• November 22, 2024

Dari momentum hingga aksi di Asia Pasifik

Ini adalah ringkasan yang dibuat oleh AI, yang mungkin memiliki kesalahan. Untuk konteksnya, selalu rujuk artikel selengkapnya.

Mengalihkan batasan iklim dari negosiasi dan komitmen ke tindakan nyata tidak hanya mendesak namun juga membuka jendela baru bagi peluang pembangunan berkelanjutan bagi semua orang.

KTT perubahan iklim yang diselenggarakan oleh Sekretaris Jenderal PBB di New York minggu lalu merupakan pertemuan yang belum pernah terjadi sebelumnya dalam hal partisipasi para pemimpin, sektor swasta, dan sejumlah pemangku kepentingan lainnya. Tingkat dan skala antusiasme yang dihasilkannya menjadi pertanda baik bagi aksi iklim global dan generasi mendatang. Momentum baru ini kini harus diterjemahkan ke dalam tindakan nyata di Asia dan Pasifik.

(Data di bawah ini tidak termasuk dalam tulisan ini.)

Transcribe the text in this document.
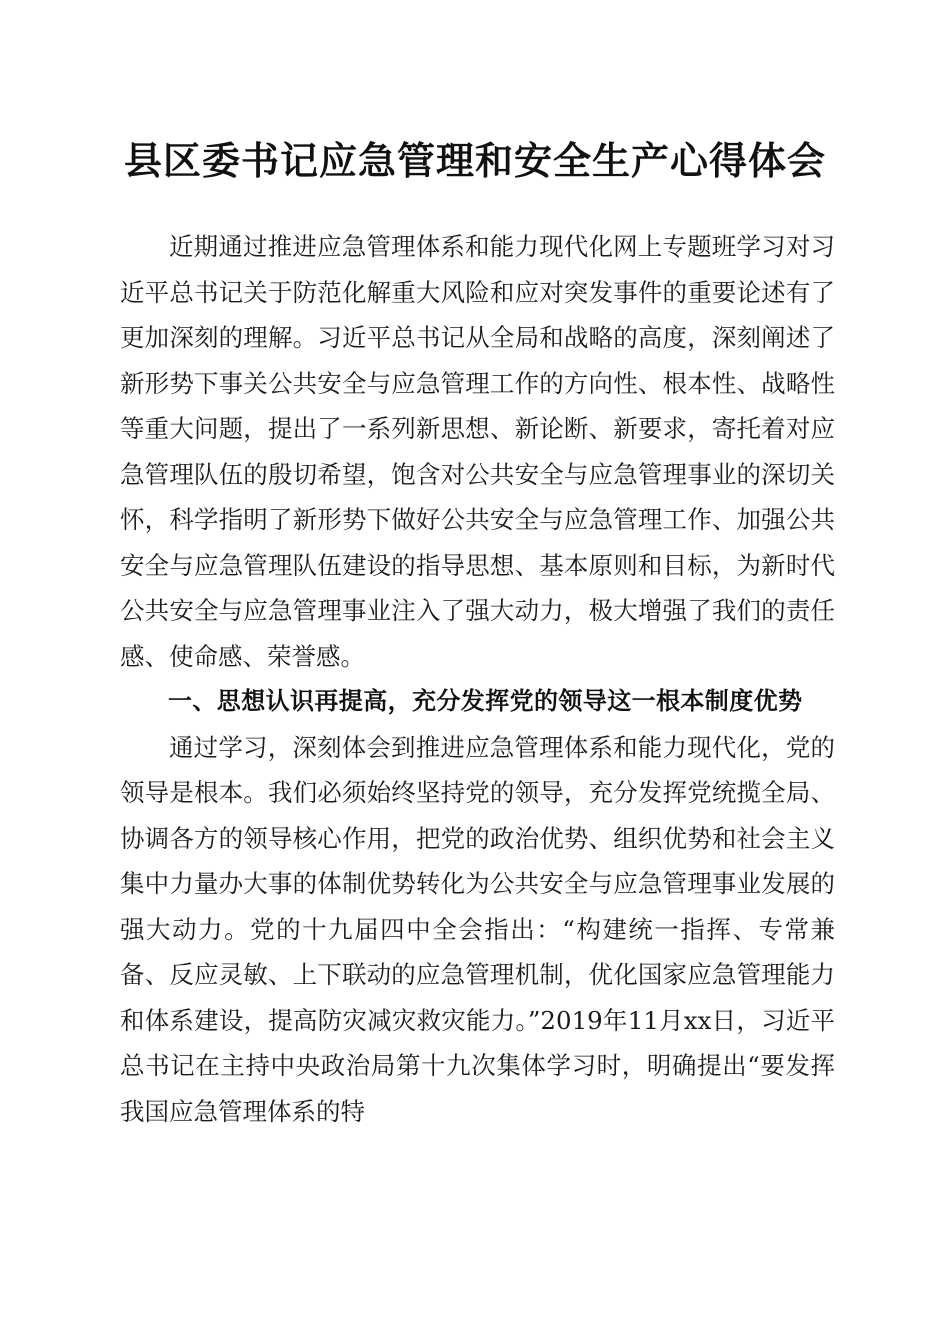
县区委书记应急管理和安全生产心得体会

近期通过推进应急管理体系和能力现代化网上专题班学习对习近平总书记关于防范化解重大风险和应对突发事件的重要论述有了更加深刻的理解。习近平总书记从全局和战略的高度，深刻阐述了新形势下事关公共安全与应急管理工作的方向性、根本性、战略性等重大问题，提出了一系列新思想、新论断、新要求，寄托着对应急管理队伍的殷切希望，饱含对公共安全与应急管理事业的深切关怀，科学指明了新形势下做好公共安全与应急管理工作、加强公共安全与应急管理队伍建设的指导思想、基本原则和目标，为新时代公共安全与应急管理事业注入了强大动力，极大增强了我们的责任感、使命感、荣誉感。

一、思想认识再提高，充分发挥党的领导这一根本制度优势

通过学习，深刻体会到推进应急管理体系和能力现代化，党的领导是根本。我们必须始终坚持党的领导，充分发挥党统揽全局、协调各方的领导核心作用，把党的政治优势、组织优势和社会主义集中力量办大事的体制优势转化为公共安全与应急管理事业发展的强大动力。党的十九届四中全会指出：“构建统一指挥、专常兼备、反应灵敏、上下联动的应急管理机制，优化国家应急管理能力和体系建设，提高防灾减灾救灾能力。”2019年11月xx日，习近平总书记在主持中央政治局第十九次集体学习时，明确提出“要发挥我国应急管理体系的特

Para pemimpin di KTT tersebut menawarkan komitmen yang akan dimasukkan ke dalam konferensi perubahan iklim PBB yang akan diadakan di Paris tahun depan. Beberapa negara berkomitmen untuk mengurangi emisi, dan menyerukan tindakan yang lebih besar untuk membatasi kenaikan suhu global hingga kurang dari 2.ºC. Komitmen awal pada pertemuan puncak untuk memanfaatkan Dana Iklim Hijau berjumlah lebih dari $2,3 miliar, dengan kemitraan multi-pihak baru yang didaftarkan untuk pendanaan pembangunan rendah karbon dan berketahanan iklim berjumlah hampir $200 miliar. Ini adalah awal yang baik, namun masih diperlukan lebih banyak lagi. Untuk mendukung komitmen publik, terdapat seruan untuk melibatkan lebih banyak lembaga keuangan, sektor asuransi, dan investor institusi, yang memiliki tabungan global dan regional dalam jumlah besar yang dapat memenuhi risiko dan kebutuhan modal jangka panjang untuk proyek adaptasi dan mitigasi iklim.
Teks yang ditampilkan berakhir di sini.